Uniper setzt auf Windkraft: Langfristiger PPA mit Stadtwerken Wolfenbüttel unterzeichnet
Hannah BöhmUniper setzt auf Windkraft: Langfristiger PPA mit Stadtwerken Wolfenbüttel unterzeichnet
Uniper schließt langfristigen Stromabnahmevertrag für Onshore-Windenergie mit Stadtwerke Wolfenbüttel
Der Energiekonzern Uniper hat mit den Stadtwerken Wolfenbüttel einen langfristigen Stromabnahmevertrag (PPA) für Windkraft an Land unterzeichnet. Der Deal markiert einen weiteren Schritt des Unternehmens hin zu einer nachhaltigeren Stromerzeugung. Gleichzeitig zeigen die breiten Finanzmärkte steigende Renditen und volatile Energiepreise.

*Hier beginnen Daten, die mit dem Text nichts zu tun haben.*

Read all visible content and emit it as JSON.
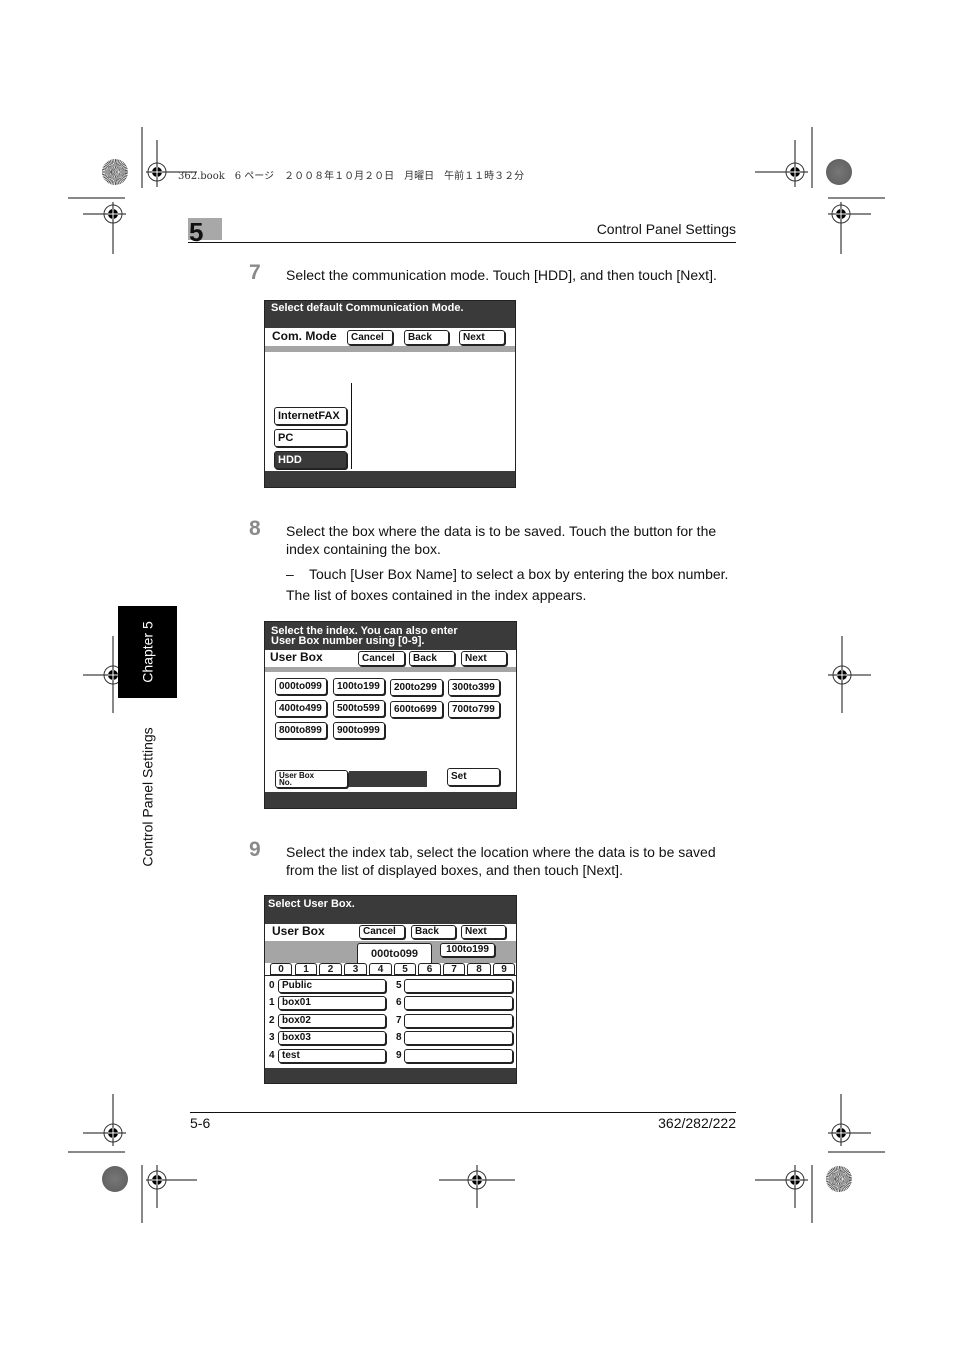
{
  "print_header": "362.book　6 ページ　２００８年１０月２０日　月曜日　午前１１時３２分",
  "header": {
    "chapter_number": "5",
    "section_title": "Control Panel Settings"
  },
  "side_tab": {
    "chapter_label": "Chapter 5",
    "section_label": "Control Panel Settings"
  },
  "steps": [
    {
      "number": "7",
      "text": "Select the communication mode. Touch [HDD], and then touch [Next]."
    },
    {
      "number": "8",
      "text": "Select the box where the data is to be saved. Touch the button for the index containing the box.",
      "bullet_dash": "–",
      "bullet": "Touch [User Box Name] to select a box by entering the box number.",
      "note": "The list of boxes contained in the index appears."
    },
    {
      "number": "9",
      "text": "Select the index tab, select the location where the data is to be saved from the list of displayed boxes, and then touch [Next]."
    }
  ],
  "screen1": {
    "message": "Select default Communication Mode.",
    "title": "Com. Mode",
    "cancel": "Cancel",
    "back": "Back",
    "next": "Next",
    "modes": [
      "InternetFAX",
      "PC",
      "HDD"
    ],
    "selected_mode": "HDD"
  },
  "screen2": {
    "message_line1": "Select the index. You can also enter",
    "message_line2": "User Box number using [0-9].",
    "title": "User Box",
    "cancel": "Cancel",
    "back": "Back",
    "next": "Next",
    "indexes": [
      "000to099",
      "100to199",
      "200to299",
      "300to399",
      "400to499",
      "500to599",
      "600to699",
      "700to799",
      "800to899",
      "900to999"
    ],
    "user_box_no_label_line1": "User Box",
    "user_box_no_label_line2": "No.",
    "user_box_no_value": "",
    "set": "Set"
  },
  "screen3": {
    "message": "Select User Box.",
    "title": "User Box",
    "cancel": "Cancel",
    "back": "Back",
    "next": "Next",
    "range_tabs": [
      "000to099",
      "100to199"
    ],
    "active_range": "000to099",
    "digit_tabs": [
      "0",
      "1",
      "2",
      "3",
      "4",
      "5",
      "6",
      "7",
      "8",
      "9"
    ],
    "active_digit": "0",
    "slots": [
      {
        "num": "0",
        "name": "Public"
      },
      {
        "num": "1",
        "name": "box01"
      },
      {
        "num": "2",
        "name": "box02"
      },
      {
        "num": "3",
        "name": "box03"
      },
      {
        "num": "4",
        "name": "test"
      },
      {
        "num": "5",
        "name": ""
      },
      {
        "num": "6",
        "name": ""
      },
      {
        "num": "7",
        "name": ""
      },
      {
        "num": "8",
        "name": ""
      },
      {
        "num": "9",
        "name": ""
      }
    ]
  },
  "footer": {
    "page_number": "5-6",
    "models": "362/282/222"
  }
}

Das Abkommen umfasst sechs Onshore-Windkraftanlagen in Niedersachsen, die jährlich rund 9 Gigawattstunden Strom erzeugen. Die Energie wird direkt an den regionalen Versorger geliefert und trägt so zur Deckung des lokalen Bedarfs bei. Zwar bleiben Details zu Unipers Gesamtportfolio im Windbereich unklar, doch unterstreicht der Vertrag die wachsende Ausrichtung des Konzerns auf erneuerbare Energien.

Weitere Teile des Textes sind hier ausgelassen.